We see this view reinforced in our work with government agencies across countries in Asia. When identifying critical skills at an industry-wide level, ongoing learning, problem solving and creativity emerge across almost all industries, whether in high-tech industries like telecommunications or more traditional sectors like manufacturing.
Not surprisingly, the other skill that comes up across industries is information and communications technology or digital literacy — using digital technology, communication tools and networks to access, manage, integrate, evaluate and create information. With the “Internet of Things” (IoT) having a major impact on consumers (think sensors that monitor your heart rate) and industry (sensors that monitor and predict performance of industrial equipment), seemingly traditional businesses are thinking about data architecture and NarrowBand IoT.
These technologies also highlight the need for organizations and individuals to better understand information security to prevent cyber-attacks.
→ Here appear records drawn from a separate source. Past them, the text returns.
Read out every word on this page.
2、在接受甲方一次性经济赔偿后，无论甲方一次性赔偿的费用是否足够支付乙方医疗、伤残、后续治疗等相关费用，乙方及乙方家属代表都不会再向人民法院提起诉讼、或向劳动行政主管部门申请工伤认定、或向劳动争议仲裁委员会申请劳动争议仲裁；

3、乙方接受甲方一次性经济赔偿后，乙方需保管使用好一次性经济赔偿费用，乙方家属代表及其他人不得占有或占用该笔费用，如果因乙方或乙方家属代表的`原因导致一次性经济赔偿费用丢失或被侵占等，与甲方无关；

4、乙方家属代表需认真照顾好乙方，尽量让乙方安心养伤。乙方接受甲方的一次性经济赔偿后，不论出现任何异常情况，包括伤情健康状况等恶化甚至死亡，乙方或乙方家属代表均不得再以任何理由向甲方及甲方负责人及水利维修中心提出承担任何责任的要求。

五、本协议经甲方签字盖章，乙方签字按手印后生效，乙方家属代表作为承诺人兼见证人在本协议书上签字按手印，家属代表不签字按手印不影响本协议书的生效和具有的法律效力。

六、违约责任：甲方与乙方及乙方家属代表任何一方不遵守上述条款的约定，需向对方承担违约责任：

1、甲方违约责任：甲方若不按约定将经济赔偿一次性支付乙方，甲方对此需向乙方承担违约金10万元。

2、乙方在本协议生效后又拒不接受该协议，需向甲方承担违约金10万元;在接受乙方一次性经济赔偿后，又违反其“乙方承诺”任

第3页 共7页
Recent attacks have ranged from crimes targeting individuals, such as identify theft, to wide-ranging attacks through IoT-enabled devices (like network-enabled cameras and home routers), such as those caused by the Mirai malware in late 2016 that made platforms like Twitter and Netflix inaccessible to millions of people for hours. With ever-increasing “smart” and connected appliances, these attacks are likely to get more frequent and severe. Each of us needs to understand the risks and the actions we can take to prevent becoming targets.
An interesting addition to this mix of skills is transdisciplinary thinking: the ability to combine concepts and rules across different disciplines to develop a holistic approach to problem solving or product development. The automation and complexity of production-line equipment is increasing exponentially, which means that process engineers have to expand their knowledge of programming beyond generalized software to automation programming. Fields such as bioinformatics (a combination of computer science, statistics, biology and a few more areas) and the widespread application of analytics to different functional areas are also becoming increasingly commonplace.
As with any major change, the impact of technology offers as many opportunities as it does risks. As large swathes of jobs become irrelevant, new skills and jobs emerge at an increasing rate. Jobs based on these emerging skills have the potential to be more fulfilling and interesting than the more routine functions they replace. After all, the industrial revolution disrupted a world dominated by manual labor — and subsequently raised skill levels and quality of life. Having said that, the ability to learn continuously has never been as important as it is today. It’s up to us, as organizations and as individuals, to keep challenging ourselves to grow in new ways and master the skills we’ll need to thrive tomorrow rather than the ones we need to survive today.
1Select Mercer engagements
2 Moss T. “Robots on Track to Bump Humans From Call-Center Jobs,” The Wall Street Journal, June 21, 2016.
3 World Economic Forum. The Future of Jobs: Employment, Skills and Workforce Strategy for the Fourth Industrial Revolution, January 2016.
4 NarrowBand IoT is a low power wide area network (LPWAN) radio technology standard developed to enable a wide range of devices and services to be connected using cellular telecommunications bands (see https://en.wikipedia.org/wiki/NarrowBand_IOT).
5 Perloth N. “Hackers Used New Weapons to Disrupt Major Websites Across U.S.,” The New York Times, October 21, 2016.